By all accounts, however, the Afghan authorities and their foreign partners knew that Taliban were massing in Sangisar at least four days before the shooting started. This coincides with when the Taliban fighters visited the district, according to villagers, which suggests the insurgents had difficulty operating secretly in their supposed stronghold.

There was nothing secretive about the banging noise a farmer heard shortly after midnight on Friday, as somebody knocked on the heavy wooden gate that protects his mud-walled compound.
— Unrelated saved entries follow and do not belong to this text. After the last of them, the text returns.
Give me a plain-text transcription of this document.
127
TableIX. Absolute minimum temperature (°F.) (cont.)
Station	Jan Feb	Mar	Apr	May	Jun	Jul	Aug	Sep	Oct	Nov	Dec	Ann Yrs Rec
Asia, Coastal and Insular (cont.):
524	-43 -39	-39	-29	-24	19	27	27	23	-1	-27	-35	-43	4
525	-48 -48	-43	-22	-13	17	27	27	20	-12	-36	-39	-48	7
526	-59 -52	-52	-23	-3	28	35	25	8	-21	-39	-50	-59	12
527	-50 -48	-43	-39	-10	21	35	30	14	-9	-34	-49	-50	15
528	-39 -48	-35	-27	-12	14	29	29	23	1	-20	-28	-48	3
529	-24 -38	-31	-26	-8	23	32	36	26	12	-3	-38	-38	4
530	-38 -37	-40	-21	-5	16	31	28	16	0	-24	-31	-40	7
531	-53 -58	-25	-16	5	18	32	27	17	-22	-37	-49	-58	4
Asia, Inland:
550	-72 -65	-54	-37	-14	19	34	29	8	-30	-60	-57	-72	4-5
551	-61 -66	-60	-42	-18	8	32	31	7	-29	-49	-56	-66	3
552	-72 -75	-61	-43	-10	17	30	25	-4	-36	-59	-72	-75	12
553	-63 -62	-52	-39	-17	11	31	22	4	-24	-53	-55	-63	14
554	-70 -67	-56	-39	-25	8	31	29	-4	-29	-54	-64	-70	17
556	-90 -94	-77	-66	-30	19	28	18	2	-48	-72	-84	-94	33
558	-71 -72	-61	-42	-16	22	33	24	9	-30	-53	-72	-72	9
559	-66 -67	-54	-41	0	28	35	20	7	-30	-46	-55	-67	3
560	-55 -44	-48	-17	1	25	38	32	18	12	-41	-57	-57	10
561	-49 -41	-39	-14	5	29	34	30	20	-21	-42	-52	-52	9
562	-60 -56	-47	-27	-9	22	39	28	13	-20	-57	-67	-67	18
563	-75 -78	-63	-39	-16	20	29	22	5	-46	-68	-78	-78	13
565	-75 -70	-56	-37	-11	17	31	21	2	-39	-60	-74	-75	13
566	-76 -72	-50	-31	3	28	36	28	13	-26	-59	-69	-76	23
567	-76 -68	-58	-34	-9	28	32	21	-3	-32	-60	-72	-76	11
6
By the light of a full moon, the farmer could see the Taliban's entire attack group standing on the road. They looked like young men, perhaps between 20 and 35 years old, most wearing black turbans and some wearing white.

Despite their heavy arsenal of Kalashnikovs, machine guns, rocket-propelled grenades and belts of ammunition, they appeared to have arrived on foot.

"He was afraid, because they had so many guns," said the Kandahari visitor who had been sleeping in an adjoining compound. "He didn't want to let them inside, but he had no choice."

They bundled him into a storage room and locked him inside, leaving him to spend the night on a dirt floor. Keeping with strict Islamic tradition, the Taliban didn't bother the farmer's wife and children, allowing them to remain in their two rooms. That left only the guest room for visitors, a space measuring four metres by six metres, to shelter about 70 gunmen.

They piled inside, with barely enough room to sit down and fewer than a dozen blankets for bedding. Some stayed outside, talking and patrolling around the compound with their assault rifles ready.

In the morning, the Taliban had disappeared. The farmer told his neighbours that the nighttime visit was the most terrifying thing he experienced that day, despite the smoke and explosions that soon filled the air as a battle raged around the village.

"In the daytime we fear the government," the Kandahari said. "At night we fear the Taliban. But we fear the night much worse. The Taliban can kill you in a second."